Diese Änderungen können auch den Austausch des Hauptbegünstigten sowie Änderungen des Finanzierungsplans oder der Umsetzungsfristen umfassen.

(2)   Die Verwaltungsbehörde darf nach dem 31. Dezember 2022 Verträge, ausgenommen Verträge für große Infrastrukturprojekte, unterzeichnen, sofern alle im Rahmen des Programms finanzierten Projektmaßnahmen bis zum 31. Dezember 2023 abgeschlossen sind.
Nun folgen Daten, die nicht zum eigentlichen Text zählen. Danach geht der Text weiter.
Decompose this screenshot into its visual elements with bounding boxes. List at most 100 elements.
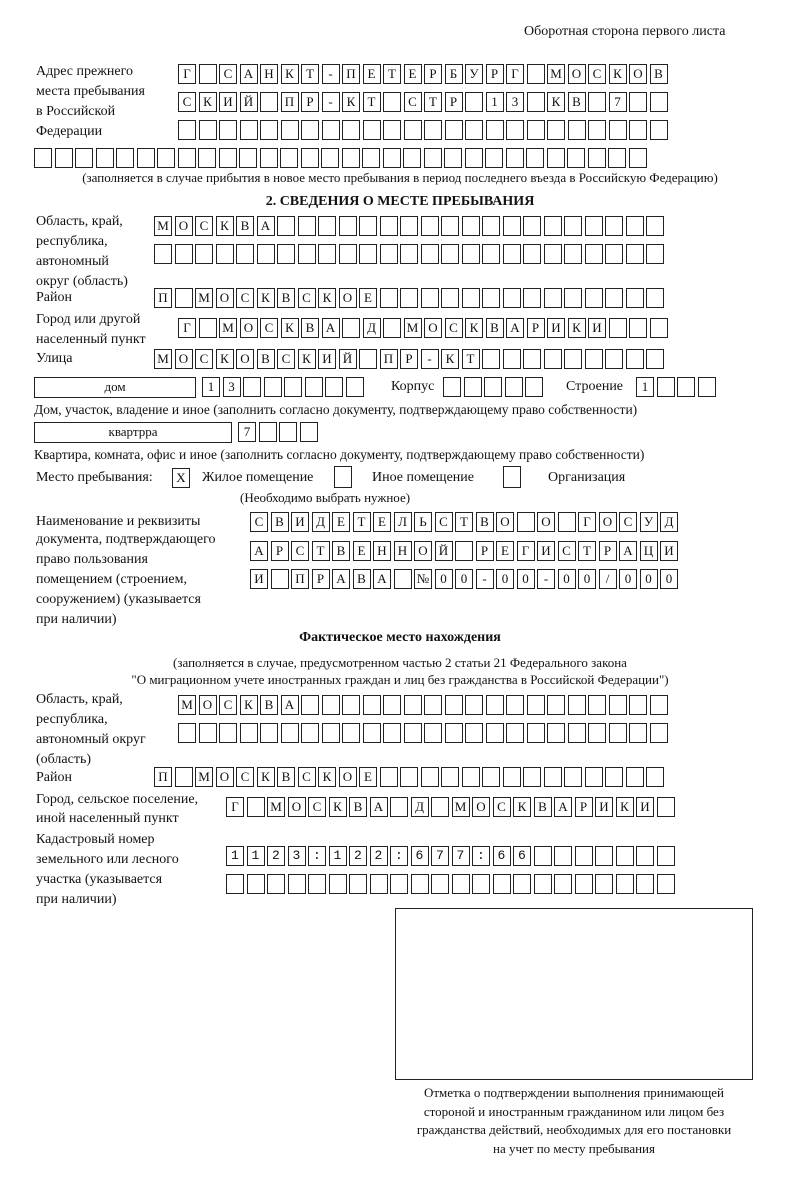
char-cell[interactable]: С <box>195 216 213 236</box>
char-cell[interactable] <box>492 846 511 866</box>
char-cell[interactable] <box>198 723 217 743</box>
char-cell[interactable] <box>502 349 521 369</box>
char-cell[interactable]: С <box>178 92 196 112</box>
char-cell[interactable]: С <box>557 541 576 561</box>
char-cell[interactable] <box>383 695 401 715</box>
char-cell[interactable] <box>629 695 647 715</box>
char-cell[interactable]: Р <box>424 64 442 84</box>
option-other-checkbox[interactable] <box>334 466 352 488</box>
char-cell[interactable] <box>277 216 295 236</box>
prev-address-row-3[interactable] <box>178 120 670 140</box>
char-cell[interactable] <box>369 846 388 866</box>
stroenie-row[interactable]: 1 <box>636 377 718 397</box>
char-cell[interactable]: 0 <box>516 569 535 589</box>
char-cell[interactable] <box>280 148 298 168</box>
char-cell[interactable] <box>567 723 586 743</box>
char-cell[interactable] <box>431 846 449 866</box>
char-cell[interactable]: В <box>270 512 289 532</box>
char-cell[interactable]: 0 <box>434 569 453 589</box>
char-cell[interactable] <box>198 64 217 84</box>
char-cell[interactable] <box>420 216 439 236</box>
char-cell[interactable]: В <box>277 767 295 787</box>
char-cell[interactable] <box>554 846 572 866</box>
option-organization-checkbox[interactable] <box>503 466 521 488</box>
char-cell[interactable] <box>605 349 623 369</box>
char-cell[interactable]: Р <box>270 541 289 561</box>
char-cell[interactable] <box>557 512 576 532</box>
char-cell[interactable]: М <box>451 797 470 817</box>
char-cell[interactable] <box>243 377 261 397</box>
char-cell[interactable] <box>465 695 483 715</box>
char-cell[interactable] <box>174 288 193 308</box>
char-cell[interactable]: Д <box>660 512 678 532</box>
char-cell[interactable]: К <box>256 288 275 308</box>
char-cell[interactable] <box>54 148 73 168</box>
char-cell[interactable] <box>625 288 644 308</box>
char-cell[interactable]: Т <box>424 92 442 112</box>
char-cell[interactable] <box>420 767 439 787</box>
char-cell[interactable] <box>325 377 343 397</box>
char-cell[interactable]: 0 <box>660 569 678 589</box>
char-cell[interactable]: Б <box>444 64 463 84</box>
char-cell[interactable] <box>546 148 565 168</box>
char-cell[interactable]: Р <box>485 64 504 84</box>
cadastral-row-2[interactable] <box>226 874 677 894</box>
char-cell[interactable] <box>410 846 429 866</box>
char-cell[interactable] <box>287 874 306 894</box>
char-cell[interactable] <box>403 695 422 715</box>
char-cell[interactable] <box>304 377 323 397</box>
char-cell[interactable] <box>649 120 668 140</box>
char-cell[interactable]: В <box>533 797 552 817</box>
char-cell[interactable] <box>342 318 360 338</box>
char-cell[interactable] <box>383 92 401 112</box>
char-cell[interactable]: - <box>475 569 494 589</box>
char-cell[interactable] <box>390 797 408 817</box>
char-cell[interactable]: Т <box>461 349 480 369</box>
char-cell[interactable] <box>444 148 462 168</box>
char-cell[interactable]: В <box>567 92 586 112</box>
char-cell[interactable] <box>463 377 482 397</box>
char-cell[interactable] <box>605 216 623 236</box>
char-cell[interactable] <box>451 874 470 894</box>
char-cell[interactable]: 0 <box>578 569 596 589</box>
char-cell[interactable]: П <box>280 92 299 112</box>
char-cell[interactable]: С <box>308 797 326 817</box>
char-cell[interactable]: М <box>195 767 213 787</box>
char-cell[interactable] <box>174 767 193 787</box>
char-cell[interactable] <box>547 723 565 743</box>
char-cell[interactable]: 3 <box>506 92 524 112</box>
char-cell[interactable] <box>174 244 193 264</box>
char-cell[interactable]: В <box>485 318 504 338</box>
char-cell[interactable] <box>400 767 418 787</box>
char-cell[interactable] <box>656 874 675 894</box>
cadastral-row-1[interactable] <box>226 846 677 866</box>
char-cell[interactable]: К <box>465 318 483 338</box>
char-cell[interactable]: 0 <box>619 569 637 589</box>
char-cell[interactable]: О <box>215 288 234 308</box>
char-cell[interactable] <box>379 244 398 264</box>
char-cell[interactable] <box>533 846 552 866</box>
char-cell[interactable]: В <box>301 318 319 338</box>
char-cell[interactable]: М <box>403 318 422 338</box>
char-cell[interactable]: В <box>277 288 295 308</box>
char-cell[interactable]: С <box>588 64 606 84</box>
char-cell[interactable]: - <box>537 569 555 589</box>
char-cell[interactable] <box>646 216 664 236</box>
char-cell[interactable]: Н <box>260 64 278 84</box>
char-cell[interactable]: Е <box>359 288 377 308</box>
char-cell[interactable] <box>485 148 503 168</box>
char-cell[interactable] <box>525 377 543 397</box>
char-cell[interactable] <box>584 244 603 264</box>
actual-region-row-2[interactable] <box>178 723 670 743</box>
char-cell[interactable]: О <box>414 541 432 561</box>
char-cell[interactable]: Й <box>239 92 258 112</box>
char-cell[interactable] <box>362 695 381 715</box>
char-cell[interactable] <box>219 120 237 140</box>
char-cell[interactable]: 7 <box>238 422 256 442</box>
char-cell[interactable]: А <box>554 797 572 817</box>
char-cell[interactable] <box>625 216 644 236</box>
char-cell[interactable] <box>383 318 401 338</box>
korpus-row[interactable] <box>443 377 546 397</box>
char-cell[interactable]: К <box>318 767 336 787</box>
(3)   Der Anteil des Beitrags der Union, der großen Infrastrukturprojekten zugewiesen wird, darf bei Abschluss des Programms 30 % überschreiten, sofern diese Überschreitung ausschließlich auf einen unerwarteten Anstieg der Material- und Baupreise infolge der unerwartet hohen Inflation zurückzuführen ist.

Artikel 7

Aufgaben der Verwaltungsbehörde

(1)   Die von der Verwaltungsbehörde durchgeführten Überprüfungen dürfen sich auf Verwaltungsüberprüfungen beschränken, wenn Vor-Ort-Überprüfungen nicht möglich sind. Sind überhaupt keine Überprüfungen möglich, so werden die entsprechenden Ausgaben nicht im Rahmen des Rechnungsabschlusses geltend gemacht

(2)   Wenn eine Infrastrukturkomponente eines Projekts zerstört wurde, bevor Überprüfungen durchgeführt werden konnten, so können die entsprechenden Ausgaben unbeschadet Absatz 1 auf der Grundlage einer vom Begünstigten abgegebenen ehrenwörtlichen Erklärung, der zufolge das Projekt vor seiner Zerstörung dem Inhalt von Rechnungen oder ähnlich aussagekräftigen Belegen entsprach, im Rahmen des Rechnungsabschlusses geltend gemacht werden.

Artikel 8

Durch die grenzübergreifende Zusammenarbeit erzielte Auswirkungen der Projekte

(1)   Die im Rahmen der Projektdurchführung durch die grenzübergreifende Zusammenarbeit erzielten Auswirkungen und Vorteile von Projekten, die von einer Beeinträchtigung der Programmdurchführung betroffen sind, werden in drei Phasen bewertet:

a)

die erste Phase ist der Zeitraum bis zu dem Datum, an dem die Beeinträchtigung der Programmdurchführung begonnen hat;

b)

die zweite Phase ist der Zeitraum ab dem in Buchstabe a genannten Datum;

c)

die dritte Phase ist der Zeitraum nach dem Ende der Beeinträchtigung der Programmdurchführung.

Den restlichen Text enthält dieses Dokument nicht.